Let’s Make a Deal on Foreclosures in California

Via The Los Angeles Times Editorial Page
May 4, 2011

It’s been five years since the U.S. housing bubble burst, triggering a downward spiral in the credit markets and the eventual default of millions of overextended borrowers. Yet the companies that service most mortgages are still struggling with the volume of loans going bad, in large part because they are woefully understaffed. An extreme example of the problem is when one arm of a mortgage servicing company forecloses on a home even as another arm is offering to modify the loan in order to rescue the borrower. A state Senate committee is considering a bill to block that from happening, and lawmakers should support it.

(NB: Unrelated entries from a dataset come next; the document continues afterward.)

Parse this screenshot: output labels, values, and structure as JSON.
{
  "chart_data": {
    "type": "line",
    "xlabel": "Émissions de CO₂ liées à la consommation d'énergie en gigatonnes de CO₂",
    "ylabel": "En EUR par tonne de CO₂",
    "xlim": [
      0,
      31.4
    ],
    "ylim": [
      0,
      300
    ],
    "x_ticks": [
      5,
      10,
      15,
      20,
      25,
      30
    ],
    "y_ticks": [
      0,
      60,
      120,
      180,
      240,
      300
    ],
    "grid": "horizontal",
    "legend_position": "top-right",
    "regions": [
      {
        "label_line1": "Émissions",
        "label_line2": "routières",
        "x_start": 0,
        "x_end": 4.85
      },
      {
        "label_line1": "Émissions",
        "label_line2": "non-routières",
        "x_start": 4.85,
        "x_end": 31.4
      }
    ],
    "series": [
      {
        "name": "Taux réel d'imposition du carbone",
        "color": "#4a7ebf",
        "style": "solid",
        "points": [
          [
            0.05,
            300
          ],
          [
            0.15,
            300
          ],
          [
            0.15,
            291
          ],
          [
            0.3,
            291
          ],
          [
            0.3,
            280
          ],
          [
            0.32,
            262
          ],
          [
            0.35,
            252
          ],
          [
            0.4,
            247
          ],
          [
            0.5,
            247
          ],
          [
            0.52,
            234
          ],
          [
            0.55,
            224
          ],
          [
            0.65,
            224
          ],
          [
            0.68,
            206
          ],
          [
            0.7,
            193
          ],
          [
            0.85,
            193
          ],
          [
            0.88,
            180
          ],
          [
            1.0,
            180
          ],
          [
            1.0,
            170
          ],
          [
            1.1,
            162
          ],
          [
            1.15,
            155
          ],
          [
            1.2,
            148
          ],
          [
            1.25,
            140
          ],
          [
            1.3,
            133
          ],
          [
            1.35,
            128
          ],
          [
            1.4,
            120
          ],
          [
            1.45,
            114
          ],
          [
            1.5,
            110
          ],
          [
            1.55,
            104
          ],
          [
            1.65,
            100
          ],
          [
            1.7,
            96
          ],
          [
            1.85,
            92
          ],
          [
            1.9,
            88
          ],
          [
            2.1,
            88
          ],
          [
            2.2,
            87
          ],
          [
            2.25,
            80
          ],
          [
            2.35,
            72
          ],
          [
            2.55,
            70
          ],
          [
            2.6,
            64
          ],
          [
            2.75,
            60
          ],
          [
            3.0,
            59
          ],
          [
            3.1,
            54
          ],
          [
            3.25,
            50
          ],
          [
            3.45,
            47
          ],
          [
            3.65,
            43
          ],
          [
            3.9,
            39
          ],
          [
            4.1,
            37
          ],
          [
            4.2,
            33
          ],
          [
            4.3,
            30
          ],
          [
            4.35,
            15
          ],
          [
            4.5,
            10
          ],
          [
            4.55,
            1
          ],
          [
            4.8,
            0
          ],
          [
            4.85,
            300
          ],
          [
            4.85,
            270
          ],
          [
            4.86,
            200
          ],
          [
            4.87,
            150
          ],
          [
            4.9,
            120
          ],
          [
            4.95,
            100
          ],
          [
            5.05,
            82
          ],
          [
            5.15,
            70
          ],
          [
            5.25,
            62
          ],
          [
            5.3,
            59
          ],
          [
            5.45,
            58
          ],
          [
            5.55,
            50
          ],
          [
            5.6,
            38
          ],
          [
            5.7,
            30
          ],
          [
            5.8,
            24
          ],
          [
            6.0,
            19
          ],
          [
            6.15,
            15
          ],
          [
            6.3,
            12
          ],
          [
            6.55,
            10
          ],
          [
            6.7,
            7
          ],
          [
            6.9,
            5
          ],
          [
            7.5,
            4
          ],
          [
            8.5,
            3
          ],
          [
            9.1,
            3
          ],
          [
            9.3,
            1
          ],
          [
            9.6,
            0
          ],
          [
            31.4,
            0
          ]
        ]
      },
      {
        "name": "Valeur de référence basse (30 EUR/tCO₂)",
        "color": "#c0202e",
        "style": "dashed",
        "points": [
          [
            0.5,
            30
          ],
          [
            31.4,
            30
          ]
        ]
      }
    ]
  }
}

The stubbornly high unemployment rate and high levels of debt taken on by many borrowers mean that many foreclosures can’t be avoided. But the way lenders have responded to defaults has been problematic too. Federal regulators recently brought enforcement actions against the 14 largest loan servicing companies for significant weaknesses in their foreclosure processes. The problems include documents being signed by company employees who made no effort to verify them — a practice known derisively as robo-signing. Regulators have also pledged to draw up national standards that would require companies to improve staffing, training and recordkeeping.

Such standards are welcome but not sufficient. State Sen. Mark Leno (D-San Francisco) would go one important step further; his bill, SB 729, would bar lenders from pursuing a foreclosure until they’ve finished reviewing the borrower’s application for a loan modification. The measure wouldn’t force lenders to modify loans; instead, it would require them to notify borrowers about modification programs and, if they applied but did not qualify, give them a decision before starting the process of repossessing their home. The Senate Banking Committee balked at the measure last month but is slated to consider it again this week, and lawmakers should approve it.

If a troubled borrower qualifies for a modification that preserves more of the loan’s value than a foreclosure would, it’s in the lender’s interests to see that process through to its conclusion. No one should lose a home because a loan servicing company was too overwhelmed or disorganized to stop itself from foreclosing prematurely.